Мари-Луиз покачала головой.
– Хорошо. Это хорошо. Она болтлива.
Мари-Луиз знала, что это клевета – но смолчала.
– Ты не хочешь?..
– Нет, папа. Никогда.
– Это было бы смертных грехом. Ты это понимаешь, не так ли?
Она кивнула.
– Дай мне время поразмыслить. Обед наверняка пойдет на пользу нам обоим. Я скажу, чтобы Бернадетт принесла его сюда: нужно наслаждаться летом, пока оно не прошло.
Качая головой, Мишель Анси зашагал к дому, а дочь смотрела ему вслед и думала о Croix de Guerre[114], о котором красноречиво напоминало его характерное прихрамывание. Не в первый раз отец удивил ее, показав себя со стороны, о существовании которой она даже не подозревала. Опыт подсказывал, что за подобным откровением часто следует настолько бестактный и жестокий комментарий или замечание, что лучше не опускать щита и держаться оборонительных позиций. Но Мари-Луиз чувствовала, что это другое, что что-то изменилось; что в его душу пробрался страх: не страх перед болью или тем, что может сделать другой человек, а страх перед бесплодной пустотой и одиночеством. Мари-Луиз охватило убаюкивающее чувство покорности судьбе. Теперь ее ноша разделена, и впервые за несколько недель она расслабилась и позволила себе нежиться в лучах августовского солнца, ожидая возвращения отца.
Когда он пришел, то не стал садиться, а прислонился к дереву и, теребя в пальцах сигарету, которую забыл поджечь, задумчиво посмотрел на дочь.

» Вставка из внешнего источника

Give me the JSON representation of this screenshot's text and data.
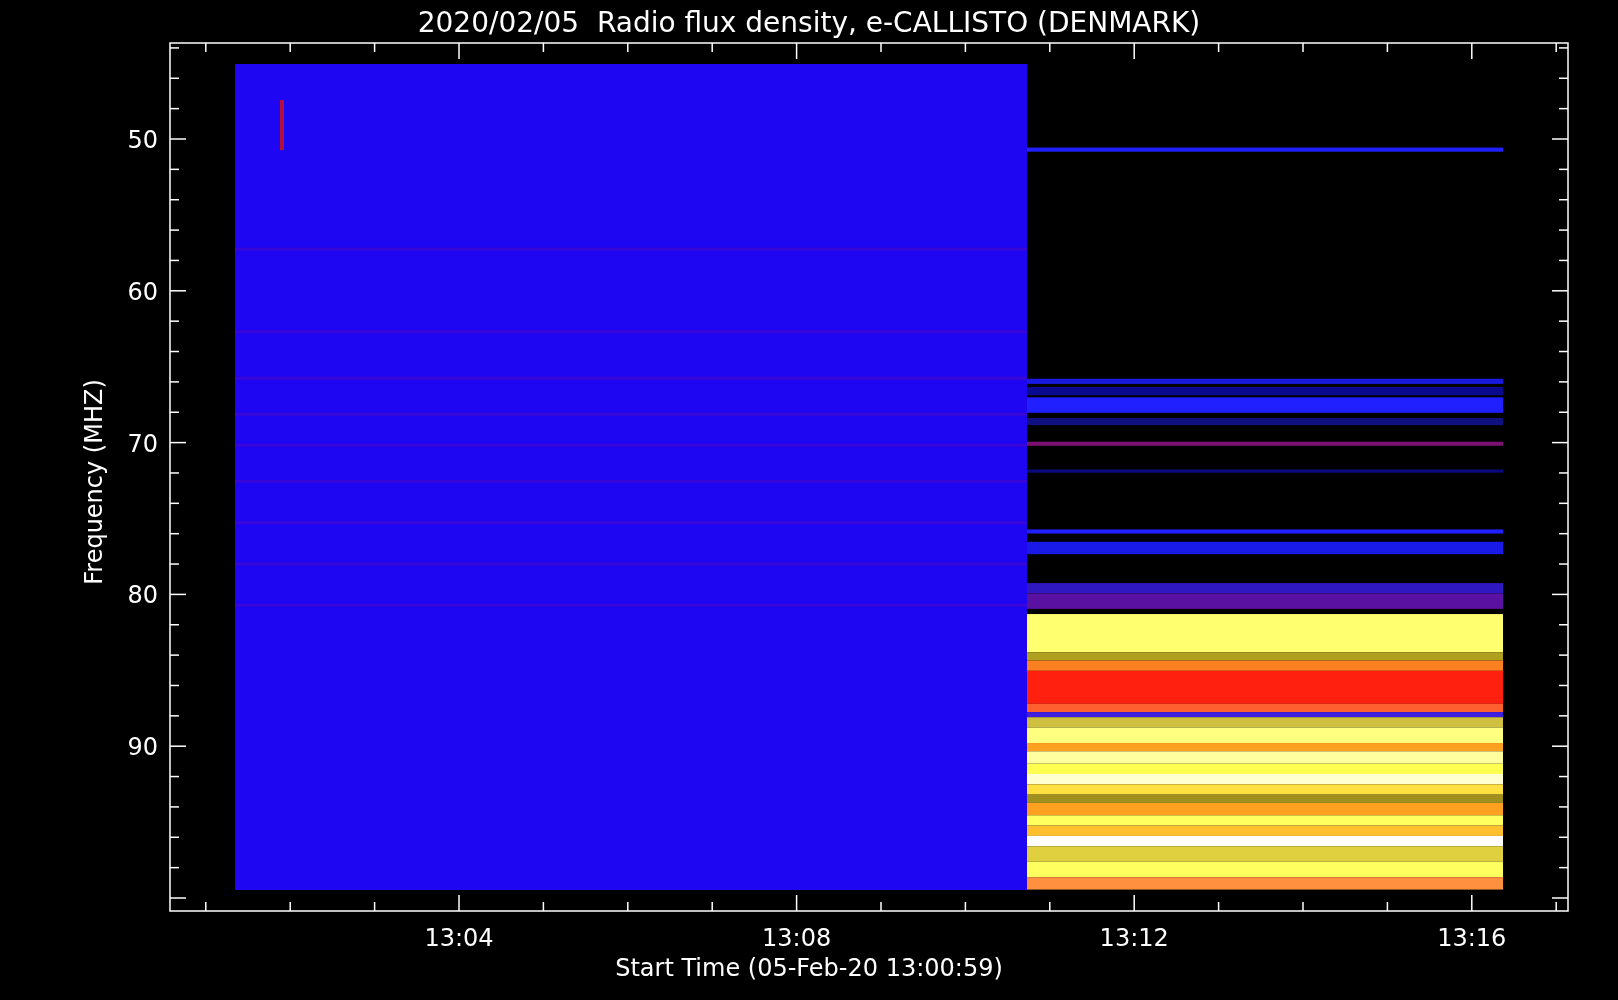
{
  "title": "2020/02/05  Radio flux density, e-CALLISTO (DENMARK)",
  "y_axis": {
    "label": "Frequency (MHZ)",
    "ticks": [
      "50",
      "60",
      "70",
      "80",
      "90"
    ]
  },
  "x_axis": {
    "label": "Start Time (05-Feb-20 13:00:59)",
    "ticks": [
      "13:04",
      "13:08",
      "13:12",
      "13:16"
    ]
  }
}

– Твоя бабушка… Я напишу твоей бабушке. Она поможет.
– Но, папа…
– Я знаю, что ты думаешь. Чем может помочь прикованная к постели пожилая леди? И весьма набожная пожилая леди.
В спальне бабушки ежедневно справляли мессу, и Мари-Луиз ни разу не разговаривала с ней, не слыша перестука четок на заднем плане. Мантилью бабушка носила чаще, чем шляпу.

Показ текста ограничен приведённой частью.